Member of the Pennsylvania House of Representatives from the Chester County district
- In office 1804–1805 Serving with James Fulton, Edward Darlington, Methuselah Davis, John Boyd
- Preceded by: Joseph Park, James Fulton, Edward Darlington, Thomas Taylor, Methuselah Davis
- Succeeded by: John Boyd, Methuselah Davis, James Kelton, Francis Gardner, John G. Bull

Personal details
- Born: Charlestown Township, Chester County, Pennsylvania, U.S.
- Died: December 27, 1837
- Party: Democratic
- Spouse: Anna Shenck
- Children: 9
- Occupation: Politician; saddler; farmer;

= Hezekiah Davis =

American politician (died 1837)

Hezekiah Davis (died December 27, 1837) was an American politician who served as a member of the Pennsylvania House of Representatives, representing Chester County from 1804 to 1805.

==Life==
Davis was born in Charlestown Township, Chester County, Pennsylvania.

He worked as a saddler and owned a farm of 125 acres.

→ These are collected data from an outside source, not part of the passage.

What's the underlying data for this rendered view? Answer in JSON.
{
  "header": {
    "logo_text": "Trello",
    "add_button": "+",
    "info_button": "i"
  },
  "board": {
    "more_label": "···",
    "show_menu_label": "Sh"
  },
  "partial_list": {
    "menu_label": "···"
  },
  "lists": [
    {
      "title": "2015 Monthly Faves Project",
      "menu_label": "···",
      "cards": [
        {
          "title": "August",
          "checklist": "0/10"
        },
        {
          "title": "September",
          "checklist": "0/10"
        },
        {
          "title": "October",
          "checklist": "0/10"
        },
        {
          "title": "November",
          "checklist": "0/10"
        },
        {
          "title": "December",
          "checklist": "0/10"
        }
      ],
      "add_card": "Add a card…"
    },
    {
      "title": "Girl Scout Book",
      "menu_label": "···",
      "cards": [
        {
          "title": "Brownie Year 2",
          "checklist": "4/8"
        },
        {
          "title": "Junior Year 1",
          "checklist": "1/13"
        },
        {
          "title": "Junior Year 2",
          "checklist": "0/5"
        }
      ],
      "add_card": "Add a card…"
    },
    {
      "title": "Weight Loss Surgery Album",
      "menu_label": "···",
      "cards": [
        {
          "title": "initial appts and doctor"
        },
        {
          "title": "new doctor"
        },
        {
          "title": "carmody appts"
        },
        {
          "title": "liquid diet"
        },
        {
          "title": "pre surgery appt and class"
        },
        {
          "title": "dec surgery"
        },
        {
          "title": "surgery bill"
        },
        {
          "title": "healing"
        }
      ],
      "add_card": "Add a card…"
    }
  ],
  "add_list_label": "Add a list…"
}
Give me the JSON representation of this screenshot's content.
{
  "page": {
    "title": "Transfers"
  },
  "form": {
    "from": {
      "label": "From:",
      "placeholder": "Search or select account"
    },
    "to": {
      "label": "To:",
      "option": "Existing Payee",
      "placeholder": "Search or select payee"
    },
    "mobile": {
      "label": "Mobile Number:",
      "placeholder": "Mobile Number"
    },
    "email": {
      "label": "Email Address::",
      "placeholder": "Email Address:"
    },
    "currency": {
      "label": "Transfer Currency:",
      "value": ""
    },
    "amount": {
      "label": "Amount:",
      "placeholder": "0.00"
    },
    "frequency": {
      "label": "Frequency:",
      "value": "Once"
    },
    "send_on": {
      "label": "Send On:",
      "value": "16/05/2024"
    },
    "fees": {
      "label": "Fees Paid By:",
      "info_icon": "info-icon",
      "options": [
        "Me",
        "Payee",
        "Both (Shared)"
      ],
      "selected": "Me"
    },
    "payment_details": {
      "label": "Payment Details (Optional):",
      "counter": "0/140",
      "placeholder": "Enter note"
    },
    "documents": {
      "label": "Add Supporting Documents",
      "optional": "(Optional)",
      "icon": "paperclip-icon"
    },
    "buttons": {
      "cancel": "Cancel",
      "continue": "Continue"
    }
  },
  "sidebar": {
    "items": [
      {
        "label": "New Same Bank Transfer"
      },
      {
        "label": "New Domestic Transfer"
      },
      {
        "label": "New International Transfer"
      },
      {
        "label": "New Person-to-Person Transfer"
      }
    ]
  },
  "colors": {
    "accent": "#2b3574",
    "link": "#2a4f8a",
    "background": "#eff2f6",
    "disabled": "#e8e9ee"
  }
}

During the Revolutionary War, he worked as a quartermaster. He was taken as prisoner of war by the British during the Battle of Long Island.

A Democrat, Davis was a local politician in Charlestown Township. He served as a member of the Pennsylvania House of Representatives, representing Chester County from 1804 to 1805.

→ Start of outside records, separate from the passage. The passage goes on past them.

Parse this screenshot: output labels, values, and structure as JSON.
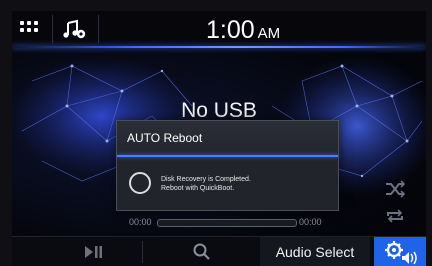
{
  "header": {
    "time": "1:00",
    "ampm": "AM",
    "menu_icon": "grid-icon",
    "source_icon": "music-settings-icon"
  },
  "main": {
    "status": "No USB",
    "shuffle_icon": "shuffle-icon",
    "repeat_icon": "repeat-icon"
  },
  "dialog": {
    "title": "AUTO Reboot",
    "message_line1": "Disk Recovery is Completed.",
    "message_line2": "Reboot with QuickBoot.",
    "spinner_icon": "progress-circle-icon"
  },
  "progress": {
    "elapsed": "00:00",
    "total": "00:00",
    "fraction": 0
  },
  "bottom": {
    "play_pause_icon": "play-pause-icon",
    "search_icon": "search-icon",
    "audio_select": "Audio Select",
    "settings_icon": "audio-settings-icon"
  },
  "colors": {
    "accent": "#1f63e8",
    "highlight_line": "#4d7dff",
    "background": "#05060d"
  }
}
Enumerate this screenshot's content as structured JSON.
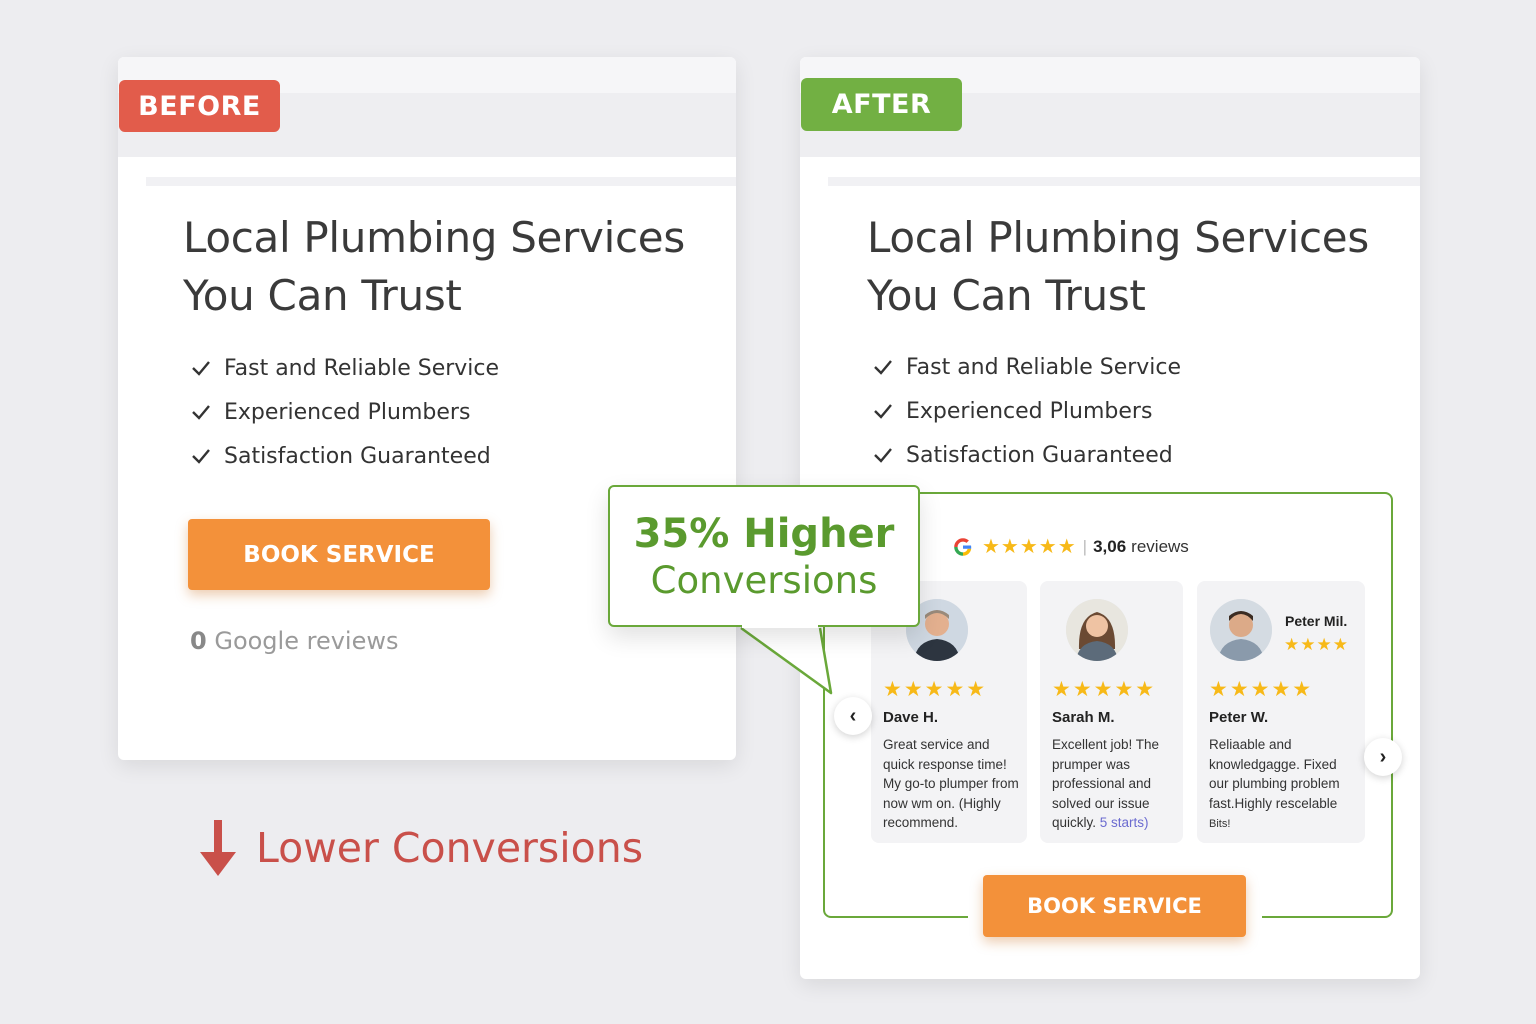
{
  "before": {
    "tag": "BEFORE",
    "tag_color": "#e25c4b",
    "headline_line1": "Local Plumbing Services",
    "headline_line2": "You Can Trust",
    "features": [
      "Fast and Reliable Service",
      "Experienced Plumbers",
      "Satisfaction Guaranteed"
    ],
    "button_label": "BOOK SERVICE",
    "reviews_count": "0",
    "reviews_label": "Google reviews"
  },
  "lower_conversions": "Lower Conversions",
  "after": {
    "tag": "AFTER",
    "tag_color": "#72b043",
    "headline_line1": "Local Plumbing Services",
    "headline_line2": "You Can Trust",
    "features": [
      "Fast and Reliable Service",
      "Experienced Plumbers",
      "Satisfaction Guaranteed"
    ],
    "google_rating_stars": "★★★★★",
    "google_reviews_number": "3,06",
    "google_reviews_label": "reviews",
    "reviews": [
      {
        "name": "Dave H.",
        "stars": "★★★★★",
        "text": "Great service and quick response time! My go-to plumper from now wm on. (Highly recommend."
      },
      {
        "name": "Sarah M.",
        "stars": "★★★★★",
        "text": "Excellent job! The prumper was professional and solved our issue quickly.",
        "highlight": "5 starts)"
      },
      {
        "name": "Peter W.",
        "stars": "★★★★★",
        "text": "Reliaable and knowledgagge. Fixed our plumbing problem fast.Highly rescelable",
        "extra": "Bits!",
        "badge_name": "Peter Mil.",
        "badge_stars": "★★★★"
      }
    ],
    "button_label": "BOOK SERVICE"
  },
  "callout": {
    "line1": "35% Higher",
    "line2": "Conversions"
  },
  "colors": {
    "accent_orange": "#f3913a",
    "accent_green": "#6aa83a",
    "lower_red": "#c9504a",
    "star_yellow": "#f7b918"
  }
}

Davis died on December 27, 1837.

==Personal life==
Davis married Anna Schenck, descendant of General Schenck, of Brooklyn, New York. They met while was a prisoner of war. They had nine children, Willemina, Harriet, Maria, Julia, Adriana, Nicholas, Nathan, Hannah and Thomas L. His daughter Maria married John G. Wersler, a major who served in the War of 1812. He was a Presbyterian.